The world’s tiger population is on the verge of extinction, Nepal’s forest secretary has warned a conference of experts.
Delegates from 20 countries, including 13 where tigers are still found in the wild, are discussing strategies for conservation of the animal as well as challenges such as poaching, illegal trade in tiger parts and man-animal conflicts.
Yuvaraj Bhusal, secretary of forest and soil conservation, said: “We are assembled here to save tigers that are on the verge of extinction,” adding that participants are aiming to make policy makers in the top ranks of their respective governments aware of the tiger’s flagging status.
Delegates attending the meet in the capital Kathmandu include representatives from the World Bank and the World Wildlife Fund.
The country’s prime minister Madhav Kumar Nepal blamed poaching and the loss of habitat as primary threats to the world’s tiger population.

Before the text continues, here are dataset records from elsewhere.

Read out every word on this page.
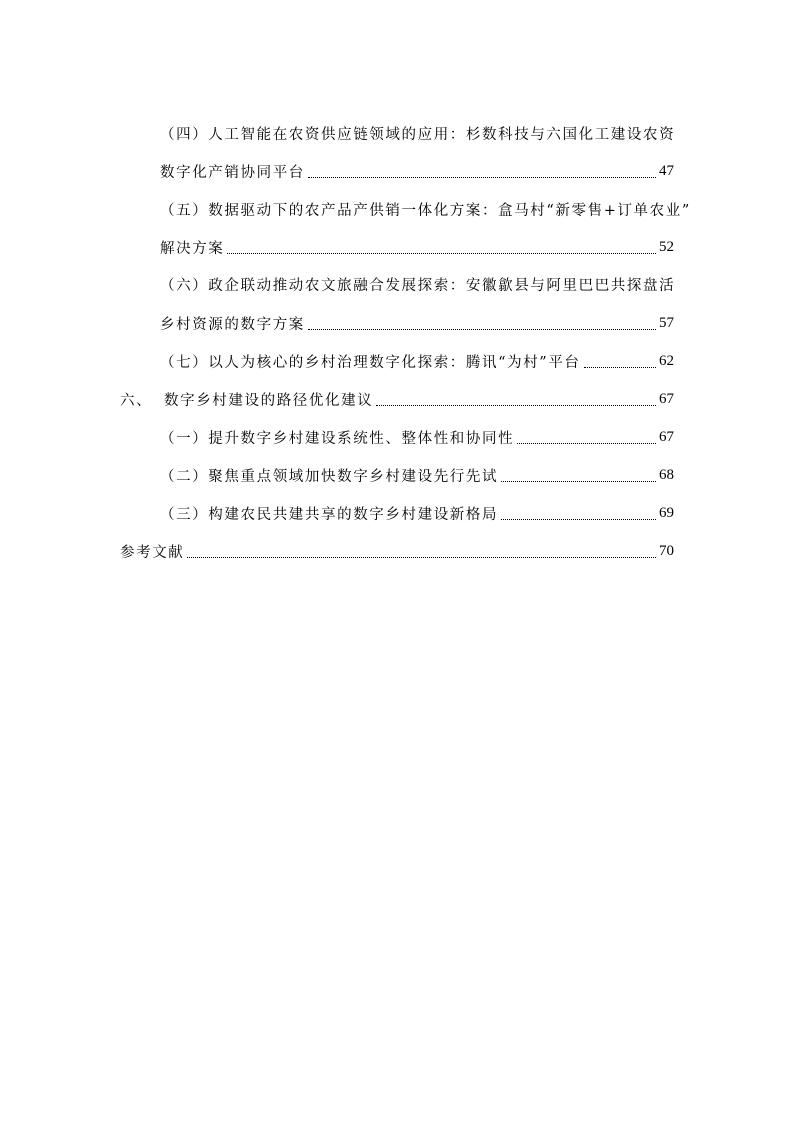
（四）人工智能在农资供应链领域的应用：杉数科技与六国化工建设农资
数字化产销协同平台	47
（五）数据驱动下的农产品产供销一体化方案：盒马村“新零售+订单农业”
解决方案	52
（六）政企联动推动农文旅融合发展探索：安徽歙县与阿里巴巴共探盘活
乡村资源的数字方案	57
（七）以人为核心的乡村治理数字化探索：腾讯“为村”平台	62
六、 数字乡村建设的路径优化建议	67
（一）提升数字乡村建设系统性、整体性和协同性	67
（二）聚焦重点领域加快数字乡村建设先行先试	68
（三）构建农民共建共享的数字乡村建设新格局	69
参考文献	70
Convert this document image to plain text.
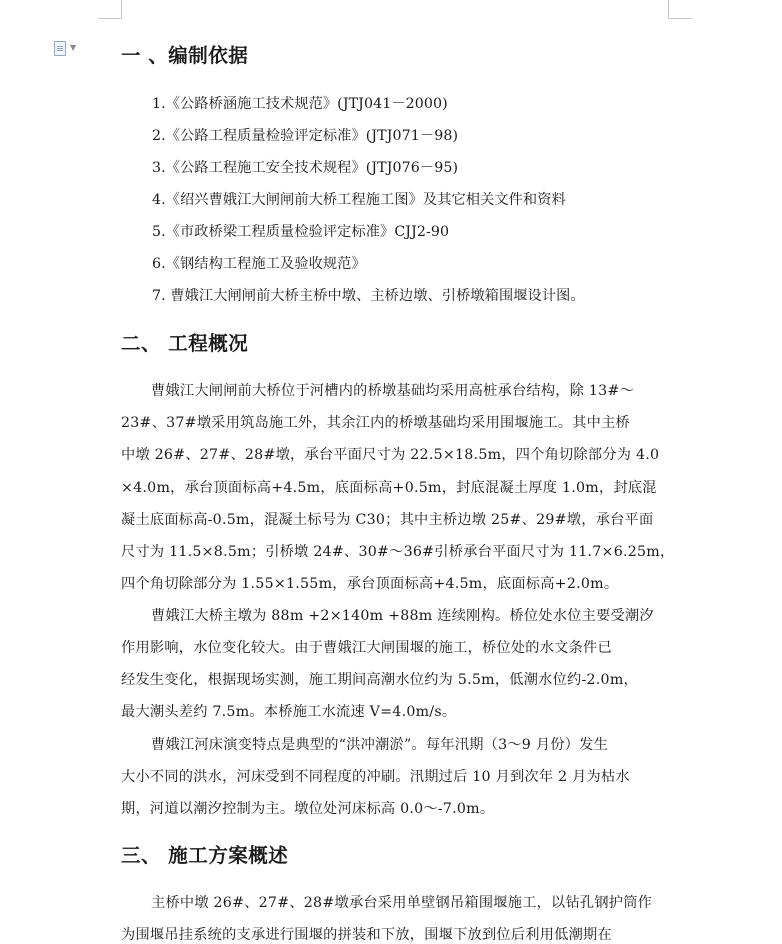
▼ 一 、编制依据

1.《公路桥涵施工技术规范》(JTJ041－2000)

2.《公路工程质量检验评定标准》(JTJ071－98)

3.《公路工程施工安全技术规程》(JTJ076－95)

4.《绍兴曹娥江大闸闸前大桥工程施工图》及其它相关文件和资料

5.《市政桥梁工程质量检验评定标准》CJJ2-90

6.《钢结构工程施工及验收规范》

7. 曹娥江大闸闸前大桥主桥中墩、主桥边墩、引桥墩箱围堰设计图。

二、 工程概况

曹娥江大闸闸前大桥位于河槽内的桥墩基础均采用高桩承台结构，除 13#～

23#、37#墩采用筑岛施工外，其余江内的桥墩基础均采用围堰施工。其中主桥

中墩 26#、27#、28#墩，承台平面尺寸为 22.5×18.5m，四个角切除部分为 4.0

×4.0m，承台顶面标高+4.5m，底面标高+0.5m，封底混凝土厚度 1.0m，封底混

凝土底面标高-0.5m，混凝土标号为 C30；其中主桥边墩 25#、29#墩，承台平面

尺寸为 11.5×8.5m；引桥墩 24#、30#～36#引桥承台平面尺寸为 11.7×6.25m，

四个角切除部分为 1.55×1.55m，承台顶面标高+4.5m，底面标高+2.0m。

曹娥江大桥主墩为 88m +2×140m +88m 连续刚构。桥位处水位主要受潮汐

作用影响，水位变化较大。由于曹娥江大闸围堰的施工，桥位处的水文条件已

经发生变化，根据现场实测，施工期间高潮水位约为 5.5m，低潮水位约-2.0m，

最大潮头差约 7.5m。本桥施工水流速 V=4.0m/s。

曹娥江河床演变特点是典型的“洪冲潮淤”。每年汛期（3～9 月份）发生

大小不同的洪水，河床受到不同程度的冲刷。汛期过后 10 月到次年 2 月为枯水

期，河道以潮汐控制为主。墩位处河床标高 0.0～-7.0m。

三、 施工方案概述

主桥中墩 26#、27#、28#墩承台采用单壁钢吊箱围堰施工，以钻孔钢护筒作

为围堰吊挂系统的支承进行围堰的拼装和下放，围堰下放到位后利用低潮期在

“Despite our efforts in the last three decades, tigers still face threats of survival. The primary threat is from poaching and habitat loss,” Mr Nepal said.
“Global and regional solidarity and corrective measures are more necessary now than ever to face these challenges,” he added.
The tiger population has fallen from more than about 100,000 at the start of the 20th century to an estimated 3,500 to 4,000 in recent years.
Wild tigers are still found in Bangladesh, Bhutan, Cambodia, China, India, Indonesia, Laos, Burma, Nepal, Russia, Thailand and Vietnam.